Оперативники встретили меня угрюмым молчанием, и я не стал изображать вежливость, а просто сел за стол. Поттер придвинул ко мне планшет.
— Прислали сегодня утром.
На экране был всего один снимок, и вглядевшись в него, я сказал:
— Вот черт. Это он?
— Он, — сказал Поттер. — По всем признакам смерть насильственная. Там файл, прочти.
Я ткнул пальцем в значок внизу справа, и фотографию сменил текст. Мертвого анимага нашли французские коллеги, выехав на свалку по сигналу о несанкционированном входном портале. Однако с тем порталом никто не входил — с ним просто перебросили тело. Анимага убили в животном облике. Порталом служила клетка, в которой он лежал.
— Что скажешь? — спросил Поттер.
— Где тело?
— Во Франции.
— Если убийство произошло не на их территории, они обязаны его выдать. Вы требовали?
— Ты когда‑нибудь пытался требовать у французов? — горько усмехнулся Поттер.

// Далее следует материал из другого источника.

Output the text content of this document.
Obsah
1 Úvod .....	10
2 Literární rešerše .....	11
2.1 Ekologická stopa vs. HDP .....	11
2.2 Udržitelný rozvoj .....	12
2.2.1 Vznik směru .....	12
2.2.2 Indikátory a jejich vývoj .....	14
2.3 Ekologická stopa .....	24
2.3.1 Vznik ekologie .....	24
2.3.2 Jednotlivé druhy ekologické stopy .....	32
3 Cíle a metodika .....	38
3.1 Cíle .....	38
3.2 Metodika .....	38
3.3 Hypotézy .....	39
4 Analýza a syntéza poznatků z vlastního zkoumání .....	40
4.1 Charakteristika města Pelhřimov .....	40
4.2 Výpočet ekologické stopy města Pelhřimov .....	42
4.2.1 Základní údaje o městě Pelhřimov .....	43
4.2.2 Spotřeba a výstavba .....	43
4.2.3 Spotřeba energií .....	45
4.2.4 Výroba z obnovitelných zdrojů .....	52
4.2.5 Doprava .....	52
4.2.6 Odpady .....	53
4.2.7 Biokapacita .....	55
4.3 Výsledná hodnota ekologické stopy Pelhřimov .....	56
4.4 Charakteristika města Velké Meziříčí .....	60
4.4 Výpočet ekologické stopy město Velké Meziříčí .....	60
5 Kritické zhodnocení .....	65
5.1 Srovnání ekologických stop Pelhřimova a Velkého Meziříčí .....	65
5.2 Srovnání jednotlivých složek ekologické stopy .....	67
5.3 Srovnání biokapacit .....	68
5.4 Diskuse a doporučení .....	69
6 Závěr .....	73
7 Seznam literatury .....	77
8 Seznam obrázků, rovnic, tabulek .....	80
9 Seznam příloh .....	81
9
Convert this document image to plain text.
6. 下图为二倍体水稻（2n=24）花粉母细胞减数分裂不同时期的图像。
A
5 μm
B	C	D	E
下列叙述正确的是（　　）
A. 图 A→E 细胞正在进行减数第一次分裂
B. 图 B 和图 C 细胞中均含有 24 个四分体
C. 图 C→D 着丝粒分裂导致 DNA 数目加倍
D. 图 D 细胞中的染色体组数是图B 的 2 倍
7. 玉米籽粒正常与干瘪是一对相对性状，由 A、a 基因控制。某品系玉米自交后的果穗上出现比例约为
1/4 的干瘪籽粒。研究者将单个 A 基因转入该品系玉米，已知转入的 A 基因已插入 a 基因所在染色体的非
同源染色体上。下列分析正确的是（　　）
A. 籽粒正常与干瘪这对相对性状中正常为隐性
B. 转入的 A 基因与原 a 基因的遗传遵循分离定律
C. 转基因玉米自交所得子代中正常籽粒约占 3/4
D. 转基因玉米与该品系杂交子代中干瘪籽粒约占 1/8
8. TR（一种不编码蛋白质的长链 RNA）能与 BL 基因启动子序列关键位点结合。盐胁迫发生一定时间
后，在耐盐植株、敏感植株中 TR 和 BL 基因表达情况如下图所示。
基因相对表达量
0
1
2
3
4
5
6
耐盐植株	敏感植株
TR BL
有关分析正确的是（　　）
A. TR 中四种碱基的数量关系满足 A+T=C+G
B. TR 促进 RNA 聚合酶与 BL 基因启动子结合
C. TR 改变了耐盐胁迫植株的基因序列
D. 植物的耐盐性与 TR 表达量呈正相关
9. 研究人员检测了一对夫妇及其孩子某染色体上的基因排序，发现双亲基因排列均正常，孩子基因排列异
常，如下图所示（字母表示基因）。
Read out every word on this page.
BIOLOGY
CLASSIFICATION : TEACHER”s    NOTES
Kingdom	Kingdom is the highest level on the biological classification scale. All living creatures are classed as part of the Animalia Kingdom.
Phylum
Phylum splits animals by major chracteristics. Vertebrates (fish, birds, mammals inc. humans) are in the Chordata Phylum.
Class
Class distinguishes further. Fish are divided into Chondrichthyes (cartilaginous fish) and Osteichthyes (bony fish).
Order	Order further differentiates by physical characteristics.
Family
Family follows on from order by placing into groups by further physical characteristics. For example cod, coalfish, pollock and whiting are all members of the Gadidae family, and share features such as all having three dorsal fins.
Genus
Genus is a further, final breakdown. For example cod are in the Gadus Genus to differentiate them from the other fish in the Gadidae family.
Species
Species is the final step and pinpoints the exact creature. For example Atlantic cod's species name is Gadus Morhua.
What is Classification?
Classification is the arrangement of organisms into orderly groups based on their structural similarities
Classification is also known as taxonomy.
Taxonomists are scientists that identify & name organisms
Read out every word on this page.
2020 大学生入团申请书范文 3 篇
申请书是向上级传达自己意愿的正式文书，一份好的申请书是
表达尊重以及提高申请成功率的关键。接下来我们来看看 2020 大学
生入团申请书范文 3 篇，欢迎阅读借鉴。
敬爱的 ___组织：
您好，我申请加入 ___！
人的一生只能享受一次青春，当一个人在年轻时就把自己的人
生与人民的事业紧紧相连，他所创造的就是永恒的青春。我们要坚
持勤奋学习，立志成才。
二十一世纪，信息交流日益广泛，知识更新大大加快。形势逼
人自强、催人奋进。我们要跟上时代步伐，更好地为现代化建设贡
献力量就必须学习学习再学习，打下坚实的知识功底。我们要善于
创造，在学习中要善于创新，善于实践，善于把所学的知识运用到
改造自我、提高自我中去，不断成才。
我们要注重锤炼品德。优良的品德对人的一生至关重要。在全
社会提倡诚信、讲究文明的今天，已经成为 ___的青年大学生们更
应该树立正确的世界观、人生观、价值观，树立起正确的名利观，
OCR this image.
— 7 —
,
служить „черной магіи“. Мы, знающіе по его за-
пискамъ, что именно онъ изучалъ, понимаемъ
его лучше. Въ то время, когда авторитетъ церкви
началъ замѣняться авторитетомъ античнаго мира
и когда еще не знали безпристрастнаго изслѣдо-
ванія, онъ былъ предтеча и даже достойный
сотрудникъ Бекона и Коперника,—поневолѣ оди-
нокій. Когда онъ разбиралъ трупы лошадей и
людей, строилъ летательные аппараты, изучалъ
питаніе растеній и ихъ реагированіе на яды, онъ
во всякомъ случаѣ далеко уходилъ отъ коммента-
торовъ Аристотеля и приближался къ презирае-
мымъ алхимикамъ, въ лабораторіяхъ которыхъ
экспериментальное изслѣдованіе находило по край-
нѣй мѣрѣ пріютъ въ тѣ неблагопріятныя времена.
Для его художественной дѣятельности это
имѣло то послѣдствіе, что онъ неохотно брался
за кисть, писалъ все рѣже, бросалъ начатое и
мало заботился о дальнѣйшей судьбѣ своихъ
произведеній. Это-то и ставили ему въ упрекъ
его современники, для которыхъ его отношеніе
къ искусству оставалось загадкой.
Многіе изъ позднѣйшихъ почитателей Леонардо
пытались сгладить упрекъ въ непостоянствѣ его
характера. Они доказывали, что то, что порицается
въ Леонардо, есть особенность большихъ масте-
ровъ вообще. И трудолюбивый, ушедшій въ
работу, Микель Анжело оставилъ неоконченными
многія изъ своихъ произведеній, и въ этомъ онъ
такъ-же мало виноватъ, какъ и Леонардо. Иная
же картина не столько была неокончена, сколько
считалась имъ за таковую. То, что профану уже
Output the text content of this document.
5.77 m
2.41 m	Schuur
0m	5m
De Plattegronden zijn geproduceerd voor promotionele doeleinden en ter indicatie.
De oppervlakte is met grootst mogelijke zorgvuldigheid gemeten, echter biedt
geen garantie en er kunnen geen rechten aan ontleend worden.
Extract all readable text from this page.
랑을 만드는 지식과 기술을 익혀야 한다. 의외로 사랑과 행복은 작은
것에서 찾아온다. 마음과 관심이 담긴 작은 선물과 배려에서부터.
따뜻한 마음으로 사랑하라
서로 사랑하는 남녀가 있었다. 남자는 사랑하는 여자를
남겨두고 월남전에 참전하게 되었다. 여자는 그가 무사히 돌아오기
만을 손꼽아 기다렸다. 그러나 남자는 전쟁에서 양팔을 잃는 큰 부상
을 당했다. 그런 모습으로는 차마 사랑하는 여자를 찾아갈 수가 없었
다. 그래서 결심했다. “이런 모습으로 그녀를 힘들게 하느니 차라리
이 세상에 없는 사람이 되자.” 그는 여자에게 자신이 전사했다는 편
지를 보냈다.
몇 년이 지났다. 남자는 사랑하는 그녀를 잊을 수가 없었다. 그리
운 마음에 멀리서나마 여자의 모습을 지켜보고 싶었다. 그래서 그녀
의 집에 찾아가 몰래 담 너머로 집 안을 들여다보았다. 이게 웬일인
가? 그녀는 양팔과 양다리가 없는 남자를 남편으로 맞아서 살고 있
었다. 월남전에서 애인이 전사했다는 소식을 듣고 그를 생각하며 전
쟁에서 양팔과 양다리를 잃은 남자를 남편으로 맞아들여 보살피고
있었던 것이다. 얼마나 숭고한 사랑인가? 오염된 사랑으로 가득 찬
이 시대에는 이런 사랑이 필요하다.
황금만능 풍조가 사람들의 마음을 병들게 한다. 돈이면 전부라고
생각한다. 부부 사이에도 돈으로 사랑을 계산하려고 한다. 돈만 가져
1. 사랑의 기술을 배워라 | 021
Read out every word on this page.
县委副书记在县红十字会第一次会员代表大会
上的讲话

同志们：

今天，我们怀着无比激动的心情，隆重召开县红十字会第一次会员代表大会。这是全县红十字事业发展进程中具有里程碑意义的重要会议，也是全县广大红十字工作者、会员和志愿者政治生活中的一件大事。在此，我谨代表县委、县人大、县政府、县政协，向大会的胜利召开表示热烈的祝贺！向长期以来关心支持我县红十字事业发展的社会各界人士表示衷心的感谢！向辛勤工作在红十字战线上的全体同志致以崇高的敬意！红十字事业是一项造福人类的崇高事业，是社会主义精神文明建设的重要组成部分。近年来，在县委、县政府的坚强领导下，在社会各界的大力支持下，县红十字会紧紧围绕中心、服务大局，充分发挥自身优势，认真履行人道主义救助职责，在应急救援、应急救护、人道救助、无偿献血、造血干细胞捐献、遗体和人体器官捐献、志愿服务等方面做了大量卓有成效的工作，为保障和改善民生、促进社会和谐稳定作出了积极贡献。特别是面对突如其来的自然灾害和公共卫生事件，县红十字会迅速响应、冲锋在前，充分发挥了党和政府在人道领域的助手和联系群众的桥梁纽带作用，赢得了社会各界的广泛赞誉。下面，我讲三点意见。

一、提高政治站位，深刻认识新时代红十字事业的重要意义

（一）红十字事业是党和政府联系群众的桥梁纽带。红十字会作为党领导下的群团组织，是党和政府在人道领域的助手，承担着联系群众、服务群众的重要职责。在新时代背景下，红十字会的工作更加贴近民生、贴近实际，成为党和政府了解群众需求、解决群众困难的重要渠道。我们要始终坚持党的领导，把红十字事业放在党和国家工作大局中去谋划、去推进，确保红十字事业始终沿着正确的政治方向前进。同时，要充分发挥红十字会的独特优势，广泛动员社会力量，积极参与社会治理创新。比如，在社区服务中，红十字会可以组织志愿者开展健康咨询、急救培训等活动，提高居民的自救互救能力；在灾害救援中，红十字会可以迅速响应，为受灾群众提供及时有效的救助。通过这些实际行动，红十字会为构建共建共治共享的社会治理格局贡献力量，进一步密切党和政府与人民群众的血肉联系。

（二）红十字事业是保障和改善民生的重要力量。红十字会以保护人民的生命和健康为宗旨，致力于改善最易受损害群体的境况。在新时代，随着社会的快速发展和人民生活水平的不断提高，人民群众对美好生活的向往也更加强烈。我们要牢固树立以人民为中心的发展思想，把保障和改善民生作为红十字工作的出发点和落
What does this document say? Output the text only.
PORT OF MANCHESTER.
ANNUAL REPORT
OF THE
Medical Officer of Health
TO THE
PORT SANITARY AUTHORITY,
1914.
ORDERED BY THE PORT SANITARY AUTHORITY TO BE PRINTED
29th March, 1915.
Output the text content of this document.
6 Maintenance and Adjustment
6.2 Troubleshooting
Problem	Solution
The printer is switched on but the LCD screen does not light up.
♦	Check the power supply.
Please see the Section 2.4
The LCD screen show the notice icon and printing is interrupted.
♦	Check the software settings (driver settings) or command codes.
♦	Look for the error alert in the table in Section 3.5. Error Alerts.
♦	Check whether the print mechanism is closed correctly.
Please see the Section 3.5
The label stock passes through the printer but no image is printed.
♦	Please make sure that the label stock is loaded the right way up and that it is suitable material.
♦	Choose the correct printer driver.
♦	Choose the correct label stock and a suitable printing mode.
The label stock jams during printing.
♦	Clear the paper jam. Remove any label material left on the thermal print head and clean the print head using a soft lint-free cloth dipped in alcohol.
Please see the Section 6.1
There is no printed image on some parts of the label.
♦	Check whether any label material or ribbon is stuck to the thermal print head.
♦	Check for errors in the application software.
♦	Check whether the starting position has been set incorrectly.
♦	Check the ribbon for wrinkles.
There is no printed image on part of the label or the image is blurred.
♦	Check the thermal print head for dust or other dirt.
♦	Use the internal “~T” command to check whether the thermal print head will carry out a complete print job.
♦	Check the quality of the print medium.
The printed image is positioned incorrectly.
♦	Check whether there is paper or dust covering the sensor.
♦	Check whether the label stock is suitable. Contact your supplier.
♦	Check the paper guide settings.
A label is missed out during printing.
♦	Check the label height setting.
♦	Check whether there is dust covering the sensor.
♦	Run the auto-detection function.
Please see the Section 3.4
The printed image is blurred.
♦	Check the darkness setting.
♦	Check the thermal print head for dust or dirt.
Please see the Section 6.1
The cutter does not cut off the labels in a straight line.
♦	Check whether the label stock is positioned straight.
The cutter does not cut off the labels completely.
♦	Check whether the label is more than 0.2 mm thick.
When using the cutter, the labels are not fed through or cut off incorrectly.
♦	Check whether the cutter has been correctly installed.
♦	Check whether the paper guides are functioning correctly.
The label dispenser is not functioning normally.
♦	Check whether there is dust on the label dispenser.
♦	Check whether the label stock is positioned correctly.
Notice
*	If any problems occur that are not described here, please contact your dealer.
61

Я не стал вникать в детали взаимоотношений британских и французских сил правопорядка, а вместо этого достал телефон и позвонил нашему представителю во Франции.
Его судьба удивительным образом напоминала мою; я подозревал, что у Легиона очень узкие критерии выбора и назначения своих представителей. Французский легионер родился и вырос во Франции в семье алжирцев, прошел, как и я, школу улиц и школу волшебства, а сразу после нее завербовался в Легион. Он был старше меня лет на десять, очень раздражительный, саркастичный, терпеть не мог коренных французов и не упускал возможности им насолить.
Наш разговор, начавшийся с "окажи мне одну услугу" и закончившийся на "за тобой должок", продолжался меньше минуты. Начальники опергрупп, все это время старательно не смотревшие в мою сторону, помрачнели еще больше. Возможно, это была неприязнь, которую испытывают работающие день и ночь люди к тем, кому хлеб достается легко, и здесь они были правы — да, они пахали, а я сидел в кресле.